Los jóvenes integraban un plan proyectado al futuro; debían absorber la cultura inca, ‘aculturizarse’, para compartir valores políticos, religiosos e históricos y aprender el ejercicio del mando que ejercían después al modo incaico, pero de manera sumisa, cuando regresasen a sus pueblos. Recibían la misma educación que los nobles del Cuzco en su adoctrinamiento de gobernantes y en su formación de guerreros. El Sapay Inca en persona perforaba las orejas de los jóvenes que superaban las duras prácticas del adiestramiento final con simulacros reales de la guerra a la que pronto servirían. Se les reconocía entonces como Orejones.

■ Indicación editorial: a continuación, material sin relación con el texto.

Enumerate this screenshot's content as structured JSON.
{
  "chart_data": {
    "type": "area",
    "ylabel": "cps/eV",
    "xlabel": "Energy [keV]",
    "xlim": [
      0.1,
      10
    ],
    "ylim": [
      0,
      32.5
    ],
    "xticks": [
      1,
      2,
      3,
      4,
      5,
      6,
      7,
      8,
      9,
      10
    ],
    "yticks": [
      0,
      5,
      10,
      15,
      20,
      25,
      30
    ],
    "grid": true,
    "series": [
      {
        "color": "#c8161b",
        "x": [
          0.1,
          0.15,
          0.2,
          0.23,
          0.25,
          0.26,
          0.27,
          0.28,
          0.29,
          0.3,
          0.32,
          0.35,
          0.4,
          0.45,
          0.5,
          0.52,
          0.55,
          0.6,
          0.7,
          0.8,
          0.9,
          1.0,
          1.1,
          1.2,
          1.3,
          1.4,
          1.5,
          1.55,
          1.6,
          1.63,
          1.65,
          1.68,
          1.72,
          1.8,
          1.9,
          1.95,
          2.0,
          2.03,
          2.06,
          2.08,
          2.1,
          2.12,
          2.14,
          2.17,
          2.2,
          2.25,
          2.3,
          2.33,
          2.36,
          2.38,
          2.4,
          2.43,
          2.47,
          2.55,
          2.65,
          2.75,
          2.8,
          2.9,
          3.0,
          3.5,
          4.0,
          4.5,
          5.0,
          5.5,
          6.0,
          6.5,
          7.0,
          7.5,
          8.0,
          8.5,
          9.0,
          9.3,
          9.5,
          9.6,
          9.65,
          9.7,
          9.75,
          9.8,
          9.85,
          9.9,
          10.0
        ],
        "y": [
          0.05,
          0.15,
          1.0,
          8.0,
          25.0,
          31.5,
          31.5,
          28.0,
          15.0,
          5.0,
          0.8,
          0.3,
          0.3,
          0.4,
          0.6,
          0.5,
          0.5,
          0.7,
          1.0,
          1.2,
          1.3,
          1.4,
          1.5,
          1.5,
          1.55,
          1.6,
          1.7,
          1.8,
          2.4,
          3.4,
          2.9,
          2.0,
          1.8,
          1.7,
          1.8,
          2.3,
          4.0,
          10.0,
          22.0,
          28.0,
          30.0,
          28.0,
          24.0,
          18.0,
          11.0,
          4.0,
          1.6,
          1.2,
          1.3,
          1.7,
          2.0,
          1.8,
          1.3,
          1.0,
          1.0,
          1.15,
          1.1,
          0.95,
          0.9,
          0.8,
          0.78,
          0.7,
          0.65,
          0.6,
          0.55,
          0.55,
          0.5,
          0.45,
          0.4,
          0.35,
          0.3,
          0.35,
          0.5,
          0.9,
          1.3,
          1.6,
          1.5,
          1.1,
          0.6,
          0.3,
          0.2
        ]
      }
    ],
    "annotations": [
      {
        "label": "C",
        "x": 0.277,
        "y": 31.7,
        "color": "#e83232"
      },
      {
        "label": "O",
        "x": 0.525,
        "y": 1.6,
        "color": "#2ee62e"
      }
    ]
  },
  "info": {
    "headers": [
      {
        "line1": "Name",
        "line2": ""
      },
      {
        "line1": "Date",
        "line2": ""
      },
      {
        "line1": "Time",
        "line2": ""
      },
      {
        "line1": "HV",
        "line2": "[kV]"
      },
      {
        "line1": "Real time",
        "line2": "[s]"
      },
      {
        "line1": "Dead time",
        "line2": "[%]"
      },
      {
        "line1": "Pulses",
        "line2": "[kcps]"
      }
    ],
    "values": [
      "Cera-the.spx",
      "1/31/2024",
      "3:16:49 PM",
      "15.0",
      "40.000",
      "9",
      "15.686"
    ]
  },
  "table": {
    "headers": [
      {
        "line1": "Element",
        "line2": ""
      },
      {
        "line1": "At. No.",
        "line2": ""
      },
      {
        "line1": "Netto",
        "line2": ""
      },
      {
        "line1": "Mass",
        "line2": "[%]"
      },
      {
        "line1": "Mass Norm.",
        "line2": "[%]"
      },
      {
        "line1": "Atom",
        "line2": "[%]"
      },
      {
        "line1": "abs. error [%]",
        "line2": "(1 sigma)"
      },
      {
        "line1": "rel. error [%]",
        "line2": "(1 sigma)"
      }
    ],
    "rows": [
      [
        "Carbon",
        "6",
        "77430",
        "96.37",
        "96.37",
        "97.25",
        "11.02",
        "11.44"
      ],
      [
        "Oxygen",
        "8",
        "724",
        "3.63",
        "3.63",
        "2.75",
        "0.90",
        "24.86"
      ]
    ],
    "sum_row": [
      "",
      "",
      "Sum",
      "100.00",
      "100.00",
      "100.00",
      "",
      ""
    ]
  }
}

Hacia 1528 se desató el más grande cataclismo en el Tomebamba. Atahualpa marchaba hacia el Cuzco en pos del Imperio huérfano desde la muerte de Huayna Cápac. Derrotado por los cañaris en el primer momento y prisionero, según dicen algunos cronistas, fugó con la habilidad de una Amaru, de una serpiente, y regresó para volcar toda su rabia sobre la ciudad hasta no dejar rastro de nada.